NEW YORK (AP) — A federal appeals court ordered a new trial Tuesday for a former securities trader in Connecticut who was sentenced to two years in prison for allegedly defrauding the government bailout program.
The 2nd U.S. Circuit Court of Appeals in Manhattan reversed Jesse Litvak's conviction on charges he defrauded the United States by making false statements, and it vacated his conviction on securities fraud charges and ordered a new trial on those counts.
U.S. Attorney Deirdre M. Daly, based in New Haven, Connecticut, said in a statement that the government would proceed to retry Litvak on securities fraud charges.
"We are gratified that the panel unanimously upheld the government's securities fraud theory and found that the jury was justified in concluding that Mr. Litvak's misstatements were material to investors," she said.
The appeals court had allowed Litvak to remain free pending appeal because he raised substantial questions of law.
Litvak, 41, of New York City, was a registered broker-dealer and managing director at Jefferies & Co. Inc. who worked on the company's trading floor in Stamford, Connecticut. He was fired in 2011.
During oral arguments in May, a three-judge appeals panel had expressed doubts about the fairness of Litvak's trial.

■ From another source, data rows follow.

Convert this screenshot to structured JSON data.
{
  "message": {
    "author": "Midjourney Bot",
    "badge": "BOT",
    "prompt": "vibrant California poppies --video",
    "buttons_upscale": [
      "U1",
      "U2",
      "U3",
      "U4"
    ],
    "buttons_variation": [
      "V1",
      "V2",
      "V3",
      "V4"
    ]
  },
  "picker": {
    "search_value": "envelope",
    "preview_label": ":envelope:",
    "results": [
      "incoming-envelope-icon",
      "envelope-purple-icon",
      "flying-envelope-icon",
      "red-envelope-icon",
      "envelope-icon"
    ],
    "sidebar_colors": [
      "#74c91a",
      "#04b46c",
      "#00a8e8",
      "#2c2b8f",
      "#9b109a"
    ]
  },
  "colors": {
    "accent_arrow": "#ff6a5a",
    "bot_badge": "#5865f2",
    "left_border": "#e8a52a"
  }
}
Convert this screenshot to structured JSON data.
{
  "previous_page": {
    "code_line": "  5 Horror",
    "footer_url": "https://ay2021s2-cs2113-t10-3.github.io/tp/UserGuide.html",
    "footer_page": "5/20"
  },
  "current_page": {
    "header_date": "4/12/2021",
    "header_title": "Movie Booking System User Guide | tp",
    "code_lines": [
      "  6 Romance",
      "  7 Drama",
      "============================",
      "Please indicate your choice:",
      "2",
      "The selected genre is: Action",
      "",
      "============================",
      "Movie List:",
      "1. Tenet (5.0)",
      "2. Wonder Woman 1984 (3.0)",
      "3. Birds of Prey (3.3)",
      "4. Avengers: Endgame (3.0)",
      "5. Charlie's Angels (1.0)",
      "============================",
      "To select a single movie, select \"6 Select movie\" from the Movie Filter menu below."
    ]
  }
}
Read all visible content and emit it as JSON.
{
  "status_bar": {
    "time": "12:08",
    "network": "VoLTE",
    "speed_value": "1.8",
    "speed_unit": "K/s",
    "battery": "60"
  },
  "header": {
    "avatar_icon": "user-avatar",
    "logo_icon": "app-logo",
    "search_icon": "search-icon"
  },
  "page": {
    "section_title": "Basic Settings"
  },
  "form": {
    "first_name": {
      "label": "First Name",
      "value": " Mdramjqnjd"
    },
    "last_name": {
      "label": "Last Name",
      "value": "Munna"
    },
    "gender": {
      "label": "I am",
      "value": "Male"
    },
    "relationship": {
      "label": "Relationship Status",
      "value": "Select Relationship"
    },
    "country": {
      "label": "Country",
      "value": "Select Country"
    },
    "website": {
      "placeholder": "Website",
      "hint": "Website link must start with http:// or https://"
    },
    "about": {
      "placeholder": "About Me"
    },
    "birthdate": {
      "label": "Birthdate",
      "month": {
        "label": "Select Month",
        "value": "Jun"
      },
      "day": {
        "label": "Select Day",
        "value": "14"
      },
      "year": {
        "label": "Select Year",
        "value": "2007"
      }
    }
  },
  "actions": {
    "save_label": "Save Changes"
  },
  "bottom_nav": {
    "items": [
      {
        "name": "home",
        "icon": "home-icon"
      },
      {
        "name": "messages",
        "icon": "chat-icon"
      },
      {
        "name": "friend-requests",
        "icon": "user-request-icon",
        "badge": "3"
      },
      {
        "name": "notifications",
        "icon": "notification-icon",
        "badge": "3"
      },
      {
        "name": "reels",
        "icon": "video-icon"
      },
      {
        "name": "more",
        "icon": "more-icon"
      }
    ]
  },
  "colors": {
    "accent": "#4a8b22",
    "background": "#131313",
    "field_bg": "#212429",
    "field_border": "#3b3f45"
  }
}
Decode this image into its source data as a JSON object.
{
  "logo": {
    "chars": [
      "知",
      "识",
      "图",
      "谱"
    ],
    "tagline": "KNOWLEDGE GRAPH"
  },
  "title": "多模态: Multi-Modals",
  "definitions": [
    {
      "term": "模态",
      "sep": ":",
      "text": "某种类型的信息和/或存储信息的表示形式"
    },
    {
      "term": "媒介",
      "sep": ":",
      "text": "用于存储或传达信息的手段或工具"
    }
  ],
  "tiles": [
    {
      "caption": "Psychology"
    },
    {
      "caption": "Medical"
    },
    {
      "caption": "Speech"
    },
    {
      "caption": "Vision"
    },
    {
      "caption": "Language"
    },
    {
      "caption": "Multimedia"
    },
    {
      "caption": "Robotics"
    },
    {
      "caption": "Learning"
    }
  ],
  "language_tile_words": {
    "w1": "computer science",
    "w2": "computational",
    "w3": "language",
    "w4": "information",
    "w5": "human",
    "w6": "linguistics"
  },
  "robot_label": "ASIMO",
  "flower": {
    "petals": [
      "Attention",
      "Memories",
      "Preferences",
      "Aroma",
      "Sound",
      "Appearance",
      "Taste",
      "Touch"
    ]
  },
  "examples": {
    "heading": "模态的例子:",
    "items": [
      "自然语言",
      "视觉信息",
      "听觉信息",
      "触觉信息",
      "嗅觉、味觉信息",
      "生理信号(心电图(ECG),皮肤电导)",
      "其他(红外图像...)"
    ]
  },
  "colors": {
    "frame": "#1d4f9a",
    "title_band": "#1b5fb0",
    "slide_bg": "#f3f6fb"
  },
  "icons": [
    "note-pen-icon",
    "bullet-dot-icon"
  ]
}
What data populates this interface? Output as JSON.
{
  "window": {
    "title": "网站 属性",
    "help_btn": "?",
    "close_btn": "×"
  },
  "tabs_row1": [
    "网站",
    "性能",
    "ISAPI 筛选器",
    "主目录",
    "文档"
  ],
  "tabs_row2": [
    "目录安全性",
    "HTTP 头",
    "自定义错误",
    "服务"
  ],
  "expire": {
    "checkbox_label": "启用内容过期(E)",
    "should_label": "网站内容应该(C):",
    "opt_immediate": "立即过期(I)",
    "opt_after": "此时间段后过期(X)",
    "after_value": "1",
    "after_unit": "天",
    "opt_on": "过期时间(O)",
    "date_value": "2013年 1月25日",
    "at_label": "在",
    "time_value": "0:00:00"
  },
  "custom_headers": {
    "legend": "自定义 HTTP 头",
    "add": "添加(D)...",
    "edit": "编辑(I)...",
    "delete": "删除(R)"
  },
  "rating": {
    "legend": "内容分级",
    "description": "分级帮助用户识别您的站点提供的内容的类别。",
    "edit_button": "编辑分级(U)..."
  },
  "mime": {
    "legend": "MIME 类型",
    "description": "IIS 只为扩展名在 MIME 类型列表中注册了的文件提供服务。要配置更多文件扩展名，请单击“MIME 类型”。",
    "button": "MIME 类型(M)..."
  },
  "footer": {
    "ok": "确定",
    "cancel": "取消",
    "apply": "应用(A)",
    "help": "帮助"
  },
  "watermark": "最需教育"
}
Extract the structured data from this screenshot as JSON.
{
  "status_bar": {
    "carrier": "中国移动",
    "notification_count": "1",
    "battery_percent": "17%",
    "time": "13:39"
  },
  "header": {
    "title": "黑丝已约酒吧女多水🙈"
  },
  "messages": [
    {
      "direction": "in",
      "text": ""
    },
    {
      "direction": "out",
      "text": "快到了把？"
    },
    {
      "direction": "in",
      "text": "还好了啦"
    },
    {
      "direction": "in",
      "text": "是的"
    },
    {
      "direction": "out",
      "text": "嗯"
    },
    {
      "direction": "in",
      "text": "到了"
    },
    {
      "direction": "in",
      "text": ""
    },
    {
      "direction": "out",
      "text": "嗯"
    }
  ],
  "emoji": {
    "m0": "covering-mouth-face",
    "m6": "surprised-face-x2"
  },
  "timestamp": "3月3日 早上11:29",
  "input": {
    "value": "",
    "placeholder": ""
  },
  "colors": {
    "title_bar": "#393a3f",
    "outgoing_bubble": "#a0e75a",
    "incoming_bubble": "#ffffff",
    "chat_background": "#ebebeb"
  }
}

In a decision written by Circuit Judge Chester J. Straub, the 2nd Circuit reversed his conviction on charges that he defrauded the United States, finding that any misstatements he made were not material to the Department of Treasury.
It said it was ordering a new trial on securities fraud counts because the trial judge blocked a defense witness from fully describing how investment managers operate, including the fact that bond traders such as Litvak were generally considered by their negotiating counterparts to be biased and often misleading.
The federal government had promoted the case as the first conviction to result from an abuse of the Troubled Asset Relief Program, which used bailout funds after the 2008 financial meltdown to restart trading markets for mortgage-backed securities.
At a 2014 trial, prosecutors said Litvak duped clients into paying artificially increased prices or accepting artificially decreased prices for bonds they were buying or selling, collecting $6.3 million in fraudulent profits for his company.
Litvak argued though his lawyers that he was singled out by prosecutors for typical Wall Street sales techniques used to deal with sophisticated financial counterparts.
Litvak's attorney, Kannon K. Shanmugam, said he was "very pleased" with the appeals ruling.
This story has been corrected to show that the defense attorney is a man, not a woman.